Die Career Certificates könnten im schlimmsten Fall Vorboten einer ähnlichen Entwicklung auf dem „Markt“ der Bildungsabschlüsse sein. Denn den Bereich Bildung nun in den Kreis der eigenen Geschäftsfelder aufzunehmen, ist aus Sicht von Google ein logischer Schritt. Die Suchmaschinen-Abschlüsse in der IT-Branche wirken auf den ersten Blick wie ein kleines Nischenzusatzangebot, könnten aber – sofern es von den Kund*innen angenommen wird – staatliche Hochschulen irgendwann vermeintlich zwingen, „den Trend nicht zu verschlafen“, eigene Angebote auf Googles Bildungsabschluss-Marktplatz feilzubieten und sich so letztlich selbst das Wasser abzugraben. Dann wären sie die Deutschlandfunk-Podcasts des „Bildungsmarkts“.
Plattformen formen Konformismus
Wie sähe ein Wettbewerb zwischen den Internet-Bildungsanbieter*innen und den traditionellen Hochschulen dann aus? Suchen sich Studieninteressierte in Zukunft ihren Bildungsdienstleister auf einer Google-Plattform aus, hätte das Unternehmen die Möglichkeit, die Angebote zu kuratieren. Dafür haben sich zwei Varianten etabliert: YouTube zeigt die erfolgreichsten, massentauglichsten Kanäle prominent an und perpetuiert damit deren kommerziellen Erfolg. In der Folge werden kleine Nischenanbieter*innen vom Algorithmus kaum noch nach vorn gespült. In einem dystopischen Bildungsszenario platziert Google ausschließlich diejenigen Angebote auf der Startseite der Career Certificates, die stromlinienförmig für die Anforderungen des Arbeitsmarkts des digitalisierten 21. Jahrhunderts ausbilden: IT, BWL, Projektmanagement. Kleine, schlechter verwertbare Angebote, zum Beispiel in den Geisteswissenschaften, verstauben dann in schattigen Ecken der Plattformen, bis sie irgendwann wegen künstlich verknappter Nachfrage ganz eingestellt werden. Kritisches Denken generiert selten Umsatz.

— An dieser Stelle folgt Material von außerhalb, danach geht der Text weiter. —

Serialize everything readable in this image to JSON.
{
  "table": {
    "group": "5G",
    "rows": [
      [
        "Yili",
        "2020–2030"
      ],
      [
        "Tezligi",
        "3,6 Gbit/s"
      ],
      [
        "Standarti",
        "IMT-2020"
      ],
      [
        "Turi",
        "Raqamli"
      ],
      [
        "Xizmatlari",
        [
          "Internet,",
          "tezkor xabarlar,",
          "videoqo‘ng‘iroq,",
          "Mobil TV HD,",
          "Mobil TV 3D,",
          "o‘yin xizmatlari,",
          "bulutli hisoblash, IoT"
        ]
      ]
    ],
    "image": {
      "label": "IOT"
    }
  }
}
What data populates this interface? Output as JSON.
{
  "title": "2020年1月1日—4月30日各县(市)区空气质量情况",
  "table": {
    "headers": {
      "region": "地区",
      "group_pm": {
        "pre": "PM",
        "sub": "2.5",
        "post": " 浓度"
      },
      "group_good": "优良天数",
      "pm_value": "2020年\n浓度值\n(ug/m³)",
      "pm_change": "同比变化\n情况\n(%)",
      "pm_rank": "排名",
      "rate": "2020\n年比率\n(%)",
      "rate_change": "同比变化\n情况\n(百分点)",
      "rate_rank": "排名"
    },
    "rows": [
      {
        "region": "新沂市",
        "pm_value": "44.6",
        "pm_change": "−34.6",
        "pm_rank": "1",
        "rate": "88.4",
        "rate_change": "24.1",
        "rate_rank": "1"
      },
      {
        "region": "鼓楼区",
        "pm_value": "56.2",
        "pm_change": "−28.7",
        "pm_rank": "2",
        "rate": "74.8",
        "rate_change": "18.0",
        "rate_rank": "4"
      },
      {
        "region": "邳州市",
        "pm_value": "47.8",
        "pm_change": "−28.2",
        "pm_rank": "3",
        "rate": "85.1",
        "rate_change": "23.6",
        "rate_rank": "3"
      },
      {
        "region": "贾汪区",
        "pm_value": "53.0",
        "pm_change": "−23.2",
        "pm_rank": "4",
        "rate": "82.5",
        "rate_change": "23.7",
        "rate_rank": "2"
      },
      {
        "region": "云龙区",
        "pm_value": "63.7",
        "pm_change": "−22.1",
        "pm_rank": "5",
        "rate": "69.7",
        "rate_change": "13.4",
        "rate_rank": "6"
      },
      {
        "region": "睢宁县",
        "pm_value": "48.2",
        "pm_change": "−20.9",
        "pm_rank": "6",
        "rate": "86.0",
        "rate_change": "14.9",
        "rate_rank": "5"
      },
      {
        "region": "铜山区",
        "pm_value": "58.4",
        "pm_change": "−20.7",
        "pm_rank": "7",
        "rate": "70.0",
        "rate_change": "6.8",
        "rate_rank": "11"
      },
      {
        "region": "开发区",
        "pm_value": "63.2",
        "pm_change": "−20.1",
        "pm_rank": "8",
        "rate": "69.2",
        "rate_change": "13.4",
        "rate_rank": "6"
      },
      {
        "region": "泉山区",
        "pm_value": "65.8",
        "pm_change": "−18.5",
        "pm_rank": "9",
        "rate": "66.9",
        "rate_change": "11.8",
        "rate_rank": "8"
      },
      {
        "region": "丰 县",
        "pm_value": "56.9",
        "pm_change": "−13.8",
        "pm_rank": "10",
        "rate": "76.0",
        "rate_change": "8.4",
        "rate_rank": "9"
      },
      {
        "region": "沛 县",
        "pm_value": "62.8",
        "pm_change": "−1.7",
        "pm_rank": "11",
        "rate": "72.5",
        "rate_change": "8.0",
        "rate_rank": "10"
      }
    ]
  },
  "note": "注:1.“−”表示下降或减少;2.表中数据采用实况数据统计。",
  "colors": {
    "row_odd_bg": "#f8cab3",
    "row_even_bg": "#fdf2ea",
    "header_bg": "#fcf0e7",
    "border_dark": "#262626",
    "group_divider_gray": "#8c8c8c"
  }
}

Alternativ: Eine Kuration nach dem Prinzip Spotify; Algorithmen analysieren anhand der vielen Daten, die die Unternehmen des Silicon Valley jetzt schon besitzen, unsere Interessen und schlagen vermeintlich auf das Individuum maßgeschneiderte Studienangebote vor – Entmündigung gibt’s obendrauf. Wie also umgehen mit den Schmalspurabschlüssen aus Kalifornien? Zwar gibt es für übertriebenen Alarmismus wohl noch keinen Anlass, aber wer nicht irgendwann durch eine privatisierte dystopisch-digitale Hochschullandschaft wandern will, sollte sich den Schuh der Google Career Certificates gar nicht erst anziehen.